The peony is a popular choice to accentuate a flowerbed or to exhibit as a specimen plant, as its foliage remains attractive long after the flowers are spent. While planting peonies correctly is not arduous, it does require thoughtful planning and attention to detail.
Peonies grow well in Zones 3 – 8, although with care you can successfully cultivate some varieties in Zones 2 and 9. They require a sunny location, with at least 6 hours of direct sunlight a day to achieve peak flowering capacity. The soil should be rich with organic compost, and have excellent drainage. Nothing is more detrimental to peonies than standing water, because the roots will quickly start to rot. Excessive mulch will also have the same deleterious effect.
The best time of year to plant peonies is in the early fall.
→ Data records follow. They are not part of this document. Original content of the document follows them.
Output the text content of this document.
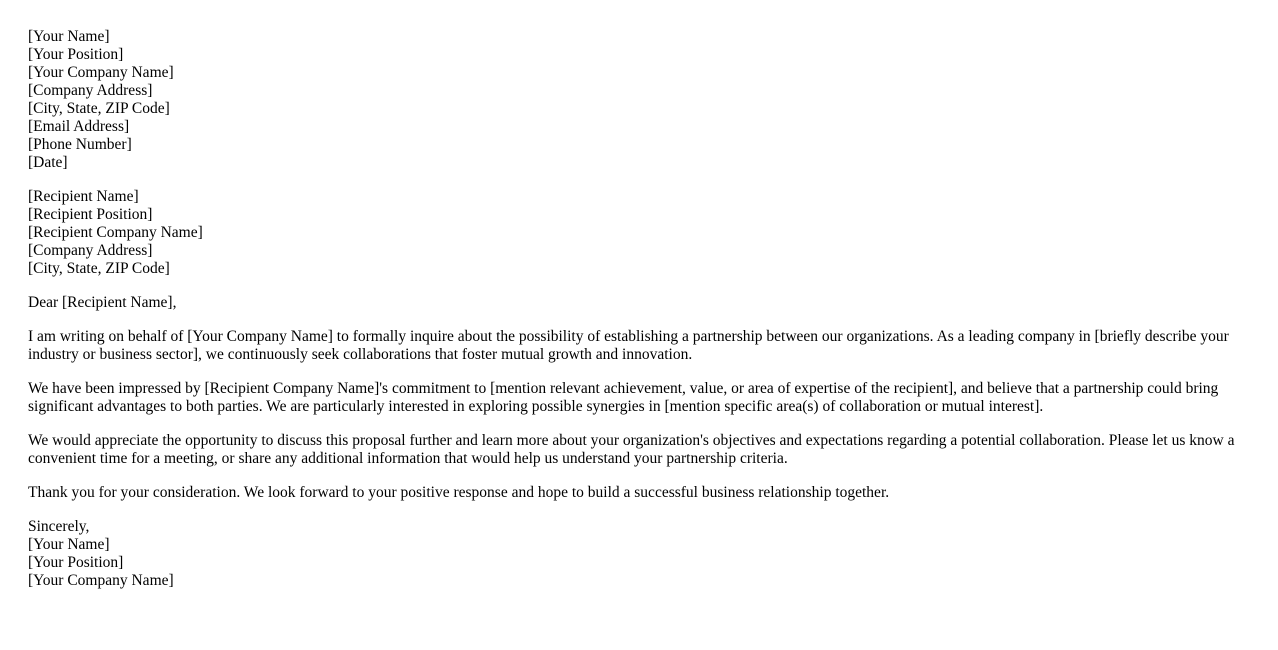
[Your Name]
[Your Position]
[Your Company Name]
[Company Address]
[City, State, ZIP Code]
[Email Address]
[Phone Number]
[Date]
[Recipient Name]
[Recipient Position]
[Recipient Company Name]
[Company Address]
[City, State, ZIP Code]

Dear [Recipient Name],

I am writing on behalf of [Your Company Name] to formally inquire about the possibility of establishing a partnership between our organizations. As a leading company in [briefly describe your industry or business sector], we continuously seek collaborations that foster mutual growth and innovation.

We have been impressed by [Recipient Company Name]'s commitment to [mention relevant achievement, value, or area of expertise of the recipient], and believe that a partnership could bring significant advantages to both parties. We are particularly interested in exploring possible synergies in [mention specific area(s) of collaboration or mutual interest].

We would appreciate the opportunity to discuss this proposal further and learn more about your organization's objectives and expectations regarding a potential collaboration. Please let us know a convenient time for a meeting, or share any additional information that would help us understand your partnership criteria.

Thank you for your consideration. We look forward to your positive response and hope to build a successful business relationship together.

Sincerely,
[Your Name]
[Your Position]
[Your Company Name]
This gives the plant time to grow feeder roots before winter dormancy, which allows a jump-start the following spring.
How to Plant
Whether you are planting bare root peonies from a grower, or a clump from a division, make sure the tuberous roots look healthy and the root crown has at least three eyes or buds on top. Dig a hole large enough for the root configuration to sit easily, and generously fill in with organic compost and soil. The eyes should be covered no more than 2 inches – deeper than that will possibly prevent the peony from flowering.
In the early spring, as soon as the plant starts to appear, four stakes should be placed outside on the perimeter, with twine crisscrossed between them, supporting the stems and leaves. This will prevent the heavy flowers from being dashed to the ground by the first heavy rainfall.